Fica então a observação e o questionamento: “Será que, aliado ao aumento da oferta e consequentemente da compra, há uma mudança sutil e gradativa nos padrões de beleza sociais?“. Empiricamente podemos dizer que sim, mas ainda não suficiente. Em outubro deste ano (2023), o Datafolha realizou uma pesquisa junto a homens e mulheres sobre considerar-se, ou não, pessoas atraentes. O resultado, entre as mulheres, mostra que 63% das que se autodeclaram brancas, sim, se consideram atraentes. Entre as pardas esse número cai para 60%; enquanto entre mulheres pretas chega a 58%.
O resultado da pesquisa traz pontos de evolução, mas também maiores e mais profundas reflexões. Uma delas diz respeito à classificação das bonecas por faixa de desenvolvimento. Foram encontradas bonecas tipo bebê, criança e, também, bonecas adultas. A distribuição por cor entre esses segmentos é diferenciada para bonecas pretas e brancas.
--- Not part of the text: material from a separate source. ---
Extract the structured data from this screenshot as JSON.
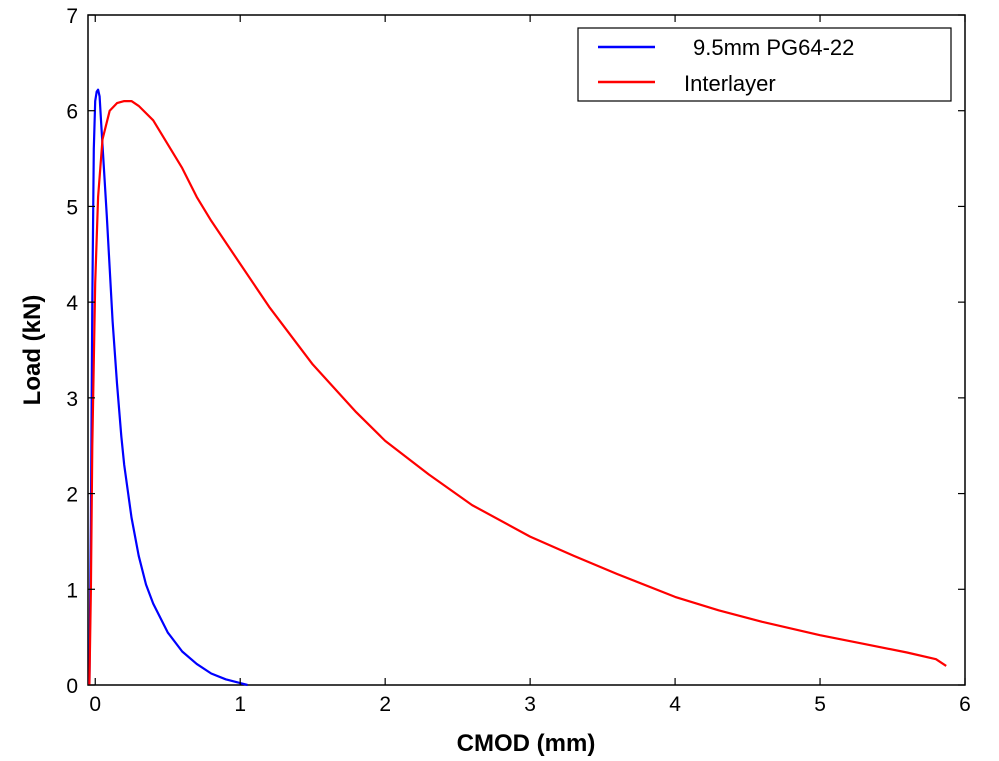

Os modelos de bonecas pretas identificadas com a primeira infância, período de maior desenvolvimento da criança, e muito utilizadas pelas crianças maiores nas brincadeiras, são bem menores do que das bonecas brancas.
No processo de pesquisa e desenvolvimento deste artigo, conheci o projeto “Minhas Bonecas Negras” da jornalista e colecionadora de bonecas Barbie negras, Rafaele Breves. No perfil @MinhasBonecasNegras, ela conta a história das diferentes edições da boneca Barbie assinadas por diferentes designers. Se refletirmos que a primeira Barbie negra foi criada em 1980, assinada pela designer Kitty Black Perkins, mas quando que essas bonecas apareceram nas prateleiras trazendo a representatividade de diversidade de tons de pele e cabelo?
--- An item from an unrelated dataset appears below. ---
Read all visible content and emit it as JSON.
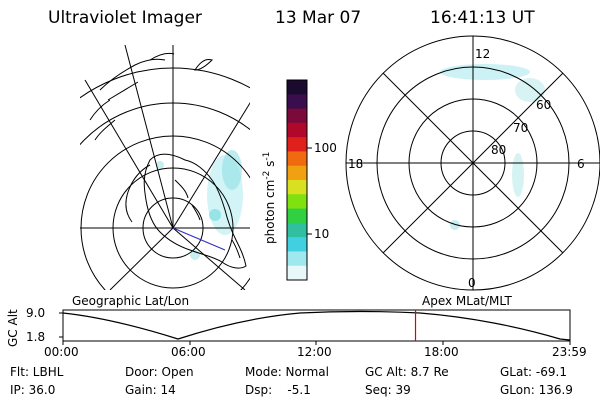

“Quando o modelo de beleza é centrado na branquitude é muito mais difícil a construção de uma autoestima positiva. Então, quando falamos sobre a importância da disponibilidade de bonecas pretas, estamos pensando na criança de hoje e de olho na mulher de amanhã“. Sensibilizar a indústria de brinquedos brasileira para esta questão é um passo importante para mudar esse cenário e possibilitar que cada vez mais crianças negras possam ter contato com modelos que as representem e esse é um processo crucial para o desenvolvimento da autoestima, enfatiza Mycra Alves. Os 86% dos modelos brancos são uma evidência do quanto as representações sociais ainda refletem um ideal de branquitude, ao serem confrontados com os 13,06% de modelos de bonecas pretas.
Cadê Nossa Boneca? traz um olhar bem especial a essa etapa da vida escolar ao promover sensibilização e fortalecimento da representatividade por meio de uma campanha de conscientização sobre a importância das bonecas pretas.